Brian is currently a trustee of IOSH and a member of its research and development committee.
Professor James Reason CBE
Professor James Reason has made an outstanding contribution to the understanding of human error in fields as diverse as aviation safety and patient safety, and of human factors in industrial safety generally. His work is recognised as seminal in the field of safety and "human factors", and now underpins much health and safety practice around the world.
After graduating in psychology at the University of Manchester in 1962, James worked for the Institute of Aviation Medicine before becoming a lecturer at Leicester University. He completed a PhD and returned to Manchester, where he worked as Professor of Psychology from 1977 until 2001.
His primary research interest has been human and organisational factors in the breakdown of complex, well-defended systems. Professor Reason has written many books, the best known of which is "Human Error" (1992), on absent-mindedness, human error, managing the risks of organisational accidents, and managing maintenance error. He has researched and consulted across the full spectrum of work activities, but specifically in the fields of aviation, railways, nuclear power generation, maritime safety, oil exploration and production, road safety, and healthcare.
James is a Fellow of the British Academy, the Royal Aeronautical Society and the British Psychological Society and in the 2003 New Year's Honours list was made a CBE for services to reducing the risk of healthcare.
Nina Wrightson OBE
Over the course of her influential career in occupational health and safety, Nina Wrightson has helped prevent injury and health damage to countless people at work and helped to save many lives. Born and brought up in Yorkshire, her career began in January 1975 as a factory inspector, at the inception of the Health and Safety At Work Act. In 1988 she was appointed regional safety adviser for the Government Office in Yorkshire and Humberside where she helped develop arrangements for safeguarding trainees. A move to Nestlé UK Limited as safety manager provided fresh challenges in an important position within private industry, and in 1997 Nina became risk management director for Northern Foods plc.
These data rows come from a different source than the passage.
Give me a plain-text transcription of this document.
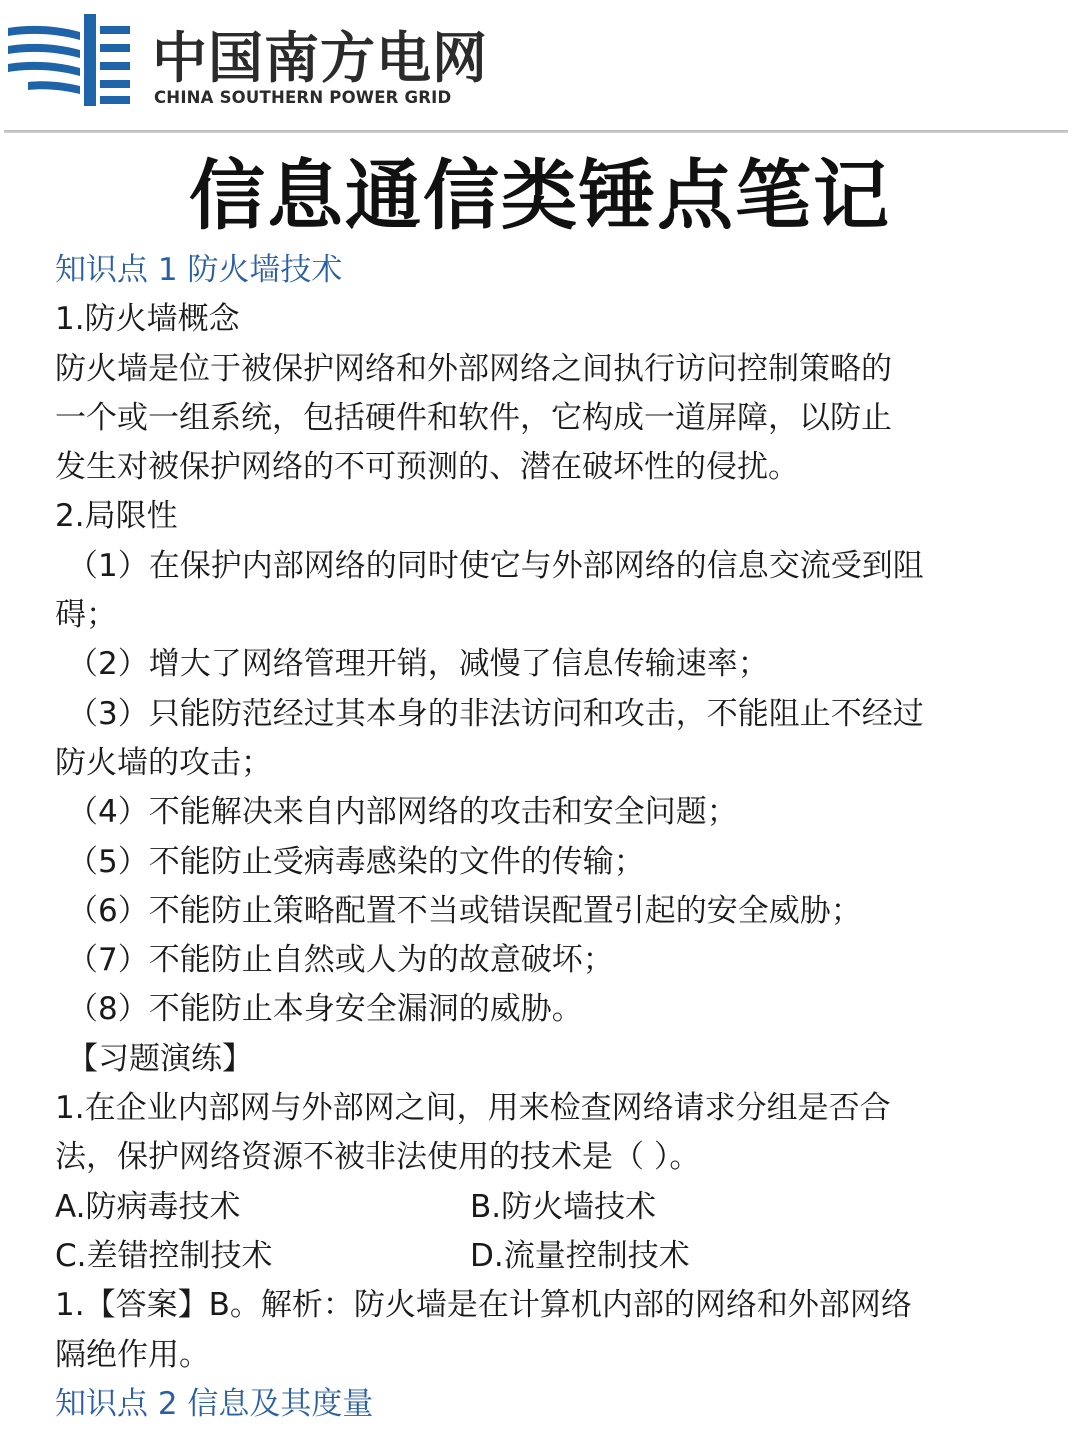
中国南方电网
CHINA SOUTHERN POWER GRID
信息通信类锤点笔记
知识点 1 防火墙技术
1.防火墙概念
防火墙是位于被保护网络和外部网络之间执行访问控制策略的
一个或一组系统，包括硬件和软件，它构成一道屏障，以防止
发生对被保护网络的不可预测的、潜在破坏性的侵扰。
2.局限性
（1）在保护内部网络的同时使它与外部网络的信息交流受到阻
碍；
（2）增大了网络管理开销，减慢了信息传输速率；
（3）只能防范经过其本身的非法访问和攻击，不能阻止不经过
防火墙的攻击；
（4）不能解决来自内部网络的攻击和安全问题；
（5）不能防止受病毒感染的文件的传输；
（6）不能防止策略配置不当或错误配置引起的安全威胁；
（7）不能防止自然或人为的故意破坏；
（8）不能防止本身安全漏洞的威胁。
【习题演练】
1.在企业内部网与外部网之间，用来检查网络请求分组是否合
法，保护网络资源不被非法使用的技术是（ ）。
A.防病毒技术	B.防火墙技术
C.差错控制技术	D.流量控制技术
1.【答案】B。解析：防火墙是在计算机内部的网络和外部网络
隔绝作用。
知识点 2 信息及其度量
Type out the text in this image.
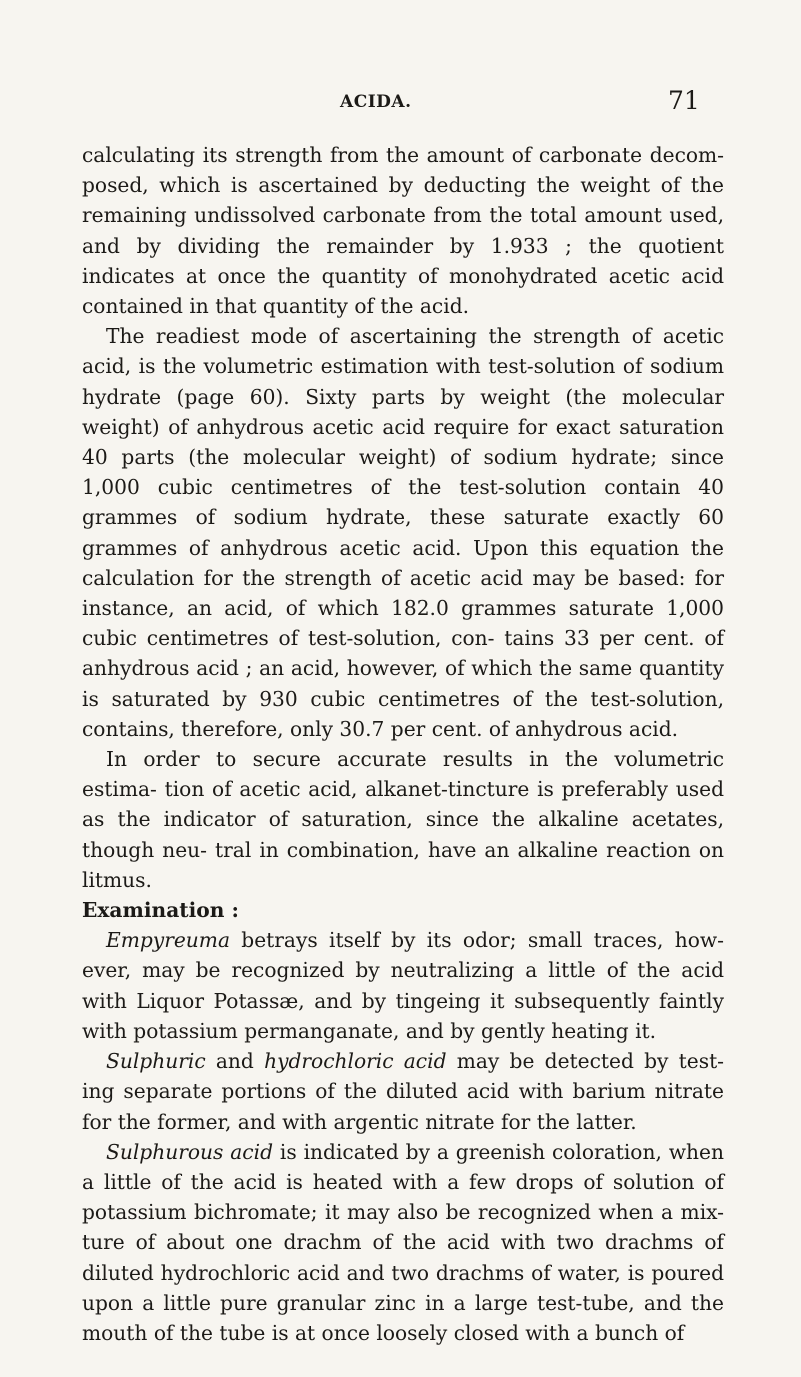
ACIDA.	71

calculating its strength from the amount of carbonate decom- posed, which is ascertained by deducting the weight of the remaining undissolved carbonate from the total amount used, and by dividing the remainder by 1.933 ; the quotient indicates at once the quantity of monohydrated acetic acid contained in that quantity of the acid.

The readiest mode of ascertaining the strength of acetic acid, is the volumetric estimation with test-solution of sodium hydrate (page 60). Sixty parts by weight (the molecular weight) of anhydrous acetic acid require for exact saturation 40 parts (the molecular weight) of sodium hydrate; since 1,000 cubic centimetres of the test-solution contain 40 grammes of sodium hydrate, these saturate exactly 60 grammes of anhydrous acetic acid. Upon this equation the calculation for the strength of acetic acid may be based: for instance, an acid, of which 182.0 grammes saturate 1,000 cubic centimetres of test-solution, con- tains 33 per cent. of anhydrous acid ; an acid, however, of which the same quantity is saturated by 930 cubic centimetres of the test-solution, contains, therefore, only 30.7 per cent. of anhydrous acid.

In order to secure accurate results in the volumetric estima- tion of acetic acid, alkanet-tincture is preferably used as the indicator of saturation, since the alkaline acetates, though neu- tral in combination, have an alkaline reaction on litmus.

Examination :

Empyreuma betrays itself by its odor; small traces, how- ever, may be recognized by neutralizing a little of the acid with Liquor Potassæ, and by tingeing it subsequently faintly with potassium permanganate, and by gently heating it.

Sulphuric and hydrochloric acid may be detected by test- ing separate portions of the diluted acid with barium nitrate for the former, and with argentic nitrate for the latter.

Sulphurous acid is indicated by a greenish coloration, when a little of the acid is heated with a few drops of solution of potassium bichromate; it may also be recognized when a mix- ture of about one drachm of the acid with two drachms of diluted hydrochloric acid and two drachms of water, is poured upon a little pure granular zinc in a large test-tube, and the mouth of the tube is at once loosely closed with a bunch of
She was president of the Institution of Occupational Safety and Health in 1998/99 and currently chairs RoSPA's National Occupational Health and Safety Committee, where she leads the RoSPA Awards Judging Panel. She is also vice chairman of the British Safety Council.
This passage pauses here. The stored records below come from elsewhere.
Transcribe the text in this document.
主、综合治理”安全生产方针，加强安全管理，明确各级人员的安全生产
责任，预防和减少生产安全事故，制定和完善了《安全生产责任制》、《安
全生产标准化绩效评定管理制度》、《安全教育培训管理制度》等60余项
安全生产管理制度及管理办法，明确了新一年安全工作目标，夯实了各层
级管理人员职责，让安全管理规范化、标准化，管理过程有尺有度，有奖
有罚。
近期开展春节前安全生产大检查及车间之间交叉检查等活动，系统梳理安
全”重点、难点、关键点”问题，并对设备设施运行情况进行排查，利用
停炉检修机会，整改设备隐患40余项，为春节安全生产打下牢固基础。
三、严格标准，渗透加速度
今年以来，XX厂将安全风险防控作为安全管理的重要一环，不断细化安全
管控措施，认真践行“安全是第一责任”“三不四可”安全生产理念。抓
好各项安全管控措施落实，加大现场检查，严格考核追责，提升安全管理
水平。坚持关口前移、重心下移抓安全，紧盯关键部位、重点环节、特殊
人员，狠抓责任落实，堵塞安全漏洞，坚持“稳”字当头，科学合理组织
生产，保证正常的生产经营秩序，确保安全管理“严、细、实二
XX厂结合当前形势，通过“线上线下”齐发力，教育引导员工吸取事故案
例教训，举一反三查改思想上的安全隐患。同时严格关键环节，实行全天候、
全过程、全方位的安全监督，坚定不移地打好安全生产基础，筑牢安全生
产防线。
Nina has played a significant role in representing industry views in developing UK health and safety policy. While at Nestlé she initiated innovative approaches to partnership working with the trades unions. She has a strong personal commitment to "sensible safety" and the development of practical solutions that help prevent injury and ill health and also enhance business efficiency.
Nina was awarded the OBE for services to health and safety in 2005.